Russia e Usa hanno come interesse comune quello di mantenere i prezzi a un livello tale da ridurre l’attrattività economica di una transizione energetica ancora più rapida. Nel Mediterraneo, invece, si gioca una partita più politica che economica: Grecia, Turchia, Libano, Cipro, Israele ed Egitto modellano alleanze e strategie per lo sviluppo di giacimenti off-shore. I progetti faraonici sono in chiara competizione fra loro, ma anche i pochi che saranno davvero sviluppati potrebbero arrivare in ritardo alla festa: il rischio di buttare via miliardi in infrastrutture inutili è sempre più alto.

La tensione militare maschera le paure di molti: l’oro blu nascosto nelle profondità del Mediterraneo potrebbe a breve non avere più alcun valore e portare molti Governi dell’area a rimpiangere di aver iniziato troppo tardi le attività di esplorazione. Anche in questo caso, la capacità dei grandi produttori, Qatar in primis, di tenere i prezzi a un livello tale da stimolare la domanda europea senza consentire profittevoli sviluppi nel Mediterraneo orientale sarà un elemento cruciale del mercato nel prossimo decennio.

Lo spettro di una rapida svalutazione degli asset e delle proprie attività, come dicevamo, porta anche una certa euforia innovativa. In particolare, gli operatori cercano delle soluzioni che possano consentire al settore di giocare più da protagonista nella transizione energetica. Ad esempio, sempre più forte si fa l’interesse per il biometano. Germania e Italia su tutti sostengono con generosi incentivi questa industria nascente che, seppur molto costosa, si presenta come una doppia soluzione sia al problema europeo della dipendenza dall’estero, sia alla necessità di adottare soluzioni rinnovabili e ambientalmente sostenibili nel settore del gas.

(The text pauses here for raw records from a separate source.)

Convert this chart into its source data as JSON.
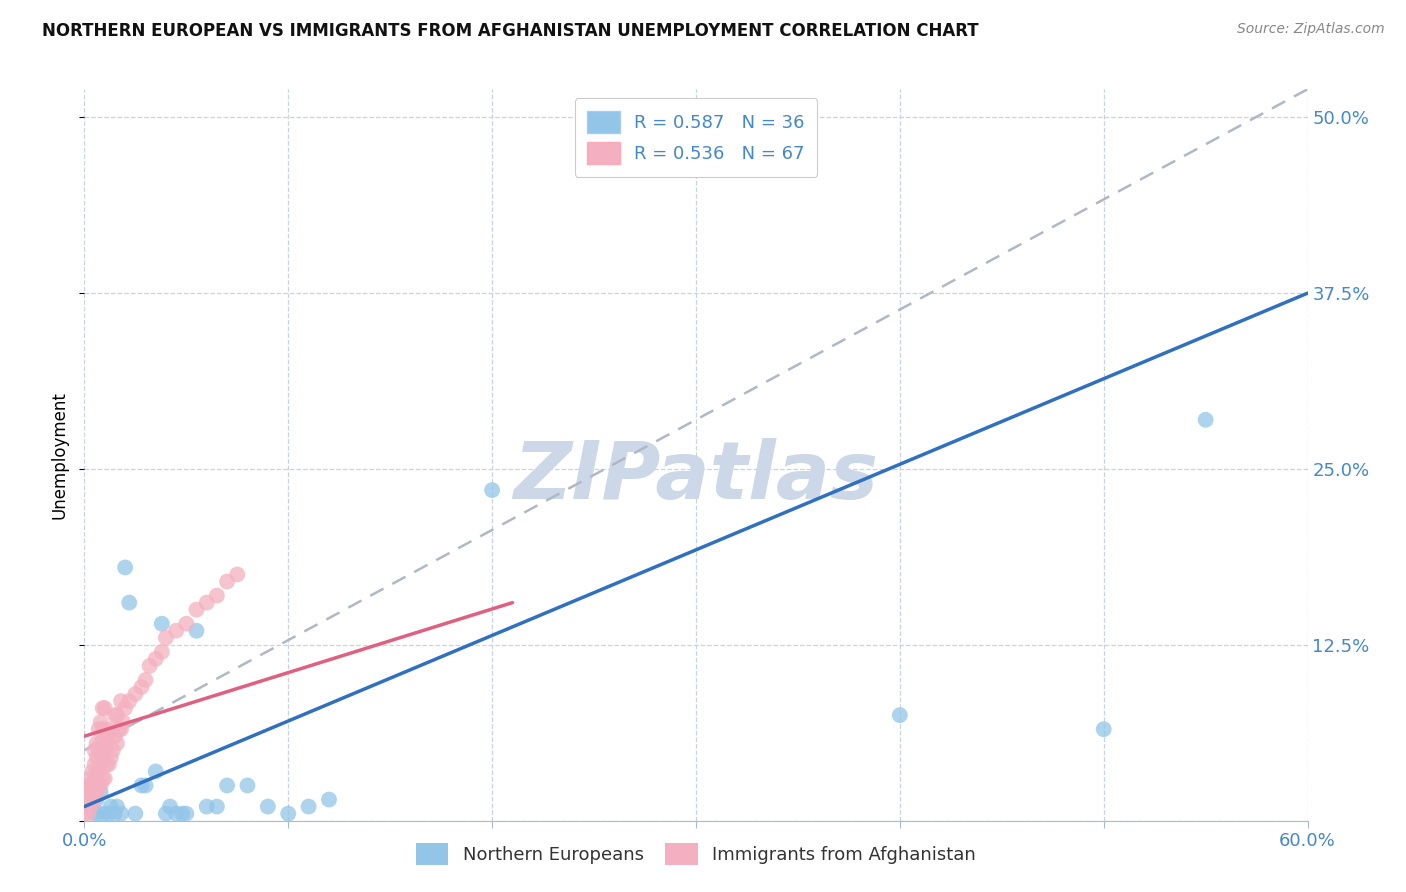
{
  "title": "NORTHERN EUROPEAN VS IMMIGRANTS FROM AFGHANISTAN UNEMPLOYMENT CORRELATION CHART",
  "source": "Source: ZipAtlas.com",
  "ylabel": "Unemployment",
  "xlim": [
    0.0,
    0.6
  ],
  "ylim": [
    0.0,
    0.52
  ],
  "xticks": [
    0.0,
    0.1,
    0.2,
    0.3,
    0.4,
    0.5,
    0.6
  ],
  "yticks": [
    0.0,
    0.125,
    0.25,
    0.375,
    0.5
  ],
  "xticklabels": [
    "0.0%",
    "",
    "",
    "",
    "",
    "",
    "60.0%"
  ],
  "yticklabels": [
    "",
    "12.5%",
    "25.0%",
    "37.5%",
    "50.0%"
  ],
  "blue_R": 0.587,
  "blue_N": 36,
  "pink_R": 0.536,
  "pink_N": 67,
  "blue_scatter_color": "#92c5e8",
  "pink_scatter_color": "#f4b0c0",
  "blue_line_color": "#3070c0",
  "pink_line_color": "#e06080",
  "gray_dash_color": "#b0b8c8",
  "watermark": "ZIPatlas",
  "watermark_color": "#ccd8e8",
  "grid_color": "#c8d4e0",
  "title_fontsize": 12,
  "tick_fontsize": 13,
  "legend_fontsize": 13,
  "blue_scatter": [
    [
      0.003,
      0.025
    ],
    [
      0.005,
      0.005
    ],
    [
      0.006,
      0.015
    ],
    [
      0.007,
      0.005
    ],
    [
      0.008,
      0.02
    ],
    [
      0.01,
      0.005
    ],
    [
      0.012,
      0.005
    ],
    [
      0.013,
      0.01
    ],
    [
      0.015,
      0.005
    ],
    [
      0.016,
      0.01
    ],
    [
      0.018,
      0.005
    ],
    [
      0.02,
      0.18
    ],
    [
      0.022,
      0.155
    ],
    [
      0.025,
      0.005
    ],
    [
      0.028,
      0.025
    ],
    [
      0.03,
      0.025
    ],
    [
      0.035,
      0.035
    ],
    [
      0.038,
      0.14
    ],
    [
      0.04,
      0.005
    ],
    [
      0.042,
      0.01
    ],
    [
      0.045,
      0.005
    ],
    [
      0.048,
      0.005
    ],
    [
      0.05,
      0.005
    ],
    [
      0.055,
      0.135
    ],
    [
      0.06,
      0.01
    ],
    [
      0.065,
      0.01
    ],
    [
      0.07,
      0.025
    ],
    [
      0.08,
      0.025
    ],
    [
      0.09,
      0.01
    ],
    [
      0.1,
      0.005
    ],
    [
      0.11,
      0.01
    ],
    [
      0.12,
      0.015
    ],
    [
      0.2,
      0.235
    ],
    [
      0.4,
      0.075
    ],
    [
      0.5,
      0.065
    ],
    [
      0.55,
      0.285
    ]
  ],
  "pink_scatter": [
    [
      0.0,
      0.005
    ],
    [
      0.001,
      0.01
    ],
    [
      0.001,
      0.02
    ],
    [
      0.002,
      0.005
    ],
    [
      0.002,
      0.015
    ],
    [
      0.002,
      0.025
    ],
    [
      0.003,
      0.01
    ],
    [
      0.003,
      0.02
    ],
    [
      0.003,
      0.03
    ],
    [
      0.004,
      0.015
    ],
    [
      0.004,
      0.025
    ],
    [
      0.004,
      0.035
    ],
    [
      0.005,
      0.015
    ],
    [
      0.005,
      0.025
    ],
    [
      0.005,
      0.04
    ],
    [
      0.005,
      0.05
    ],
    [
      0.006,
      0.02
    ],
    [
      0.006,
      0.03
    ],
    [
      0.006,
      0.045
    ],
    [
      0.006,
      0.055
    ],
    [
      0.007,
      0.025
    ],
    [
      0.007,
      0.035
    ],
    [
      0.007,
      0.05
    ],
    [
      0.007,
      0.065
    ],
    [
      0.008,
      0.025
    ],
    [
      0.008,
      0.04
    ],
    [
      0.008,
      0.055
    ],
    [
      0.008,
      0.07
    ],
    [
      0.009,
      0.03
    ],
    [
      0.009,
      0.045
    ],
    [
      0.009,
      0.065
    ],
    [
      0.009,
      0.08
    ],
    [
      0.01,
      0.03
    ],
    [
      0.01,
      0.05
    ],
    [
      0.01,
      0.065
    ],
    [
      0.01,
      0.08
    ],
    [
      0.011,
      0.04
    ],
    [
      0.011,
      0.055
    ],
    [
      0.012,
      0.04
    ],
    [
      0.012,
      0.06
    ],
    [
      0.013,
      0.045
    ],
    [
      0.013,
      0.065
    ],
    [
      0.014,
      0.05
    ],
    [
      0.015,
      0.06
    ],
    [
      0.015,
      0.075
    ],
    [
      0.016,
      0.055
    ],
    [
      0.016,
      0.075
    ],
    [
      0.017,
      0.065
    ],
    [
      0.018,
      0.065
    ],
    [
      0.018,
      0.085
    ],
    [
      0.019,
      0.07
    ],
    [
      0.02,
      0.08
    ],
    [
      0.022,
      0.085
    ],
    [
      0.025,
      0.09
    ],
    [
      0.028,
      0.095
    ],
    [
      0.03,
      0.1
    ],
    [
      0.032,
      0.11
    ],
    [
      0.035,
      0.115
    ],
    [
      0.038,
      0.12
    ],
    [
      0.04,
      0.13
    ],
    [
      0.045,
      0.135
    ],
    [
      0.05,
      0.14
    ],
    [
      0.055,
      0.15
    ],
    [
      0.06,
      0.155
    ],
    [
      0.065,
      0.16
    ],
    [
      0.07,
      0.17
    ],
    [
      0.075,
      0.175
    ]
  ],
  "blue_line": {
    "x0": 0.0,
    "y0": 0.01,
    "x1": 0.6,
    "y1": 0.375
  },
  "gray_dash_line": {
    "x0": 0.0,
    "y0": 0.05,
    "x1": 0.6,
    "y1": 0.52
  },
  "pink_line": {
    "x0": 0.0,
    "y0": 0.06,
    "x1": 0.21,
    "y1": 0.155
  }
}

L’Ue spinge anche per l’idrogeno e molte società di trasporto del gas europee vi vedono una via per mantenere vivi e remunerativi i loro asset. Snam, ad esempio, sta sperimentando miscele di idrogeno e metano da trasportare nei suoi gasdotti. Di più, puntando all’elettrolisi da fonti rinnovabili, progetta un futuro combinato di solare e idrogeno, con l’Italia nuovo hub euromediterraneo della transizione energetica. Se quest’ultima parte può sembrare fin troppo ambiziosa, è chiaro che la posizione e la forza di Snam sono in grado di influenzare scelte di policy a livello italiano ed europeo.

In conclusione, i prossimi anni saranno decisivi per modellare l’evoluzione di lungo periodo del settore europeo del gas naturale: ci aspettiamo molti vinti e qualche vincitore. In un contesto così frizzante e altamente incerto, non possiamo non chiudere con gli auguri al nuovo arrivato, il gasdotto Tap, proprio rivolto a quell’Oriente Mediterraneo scosso da rivalità e ambizione.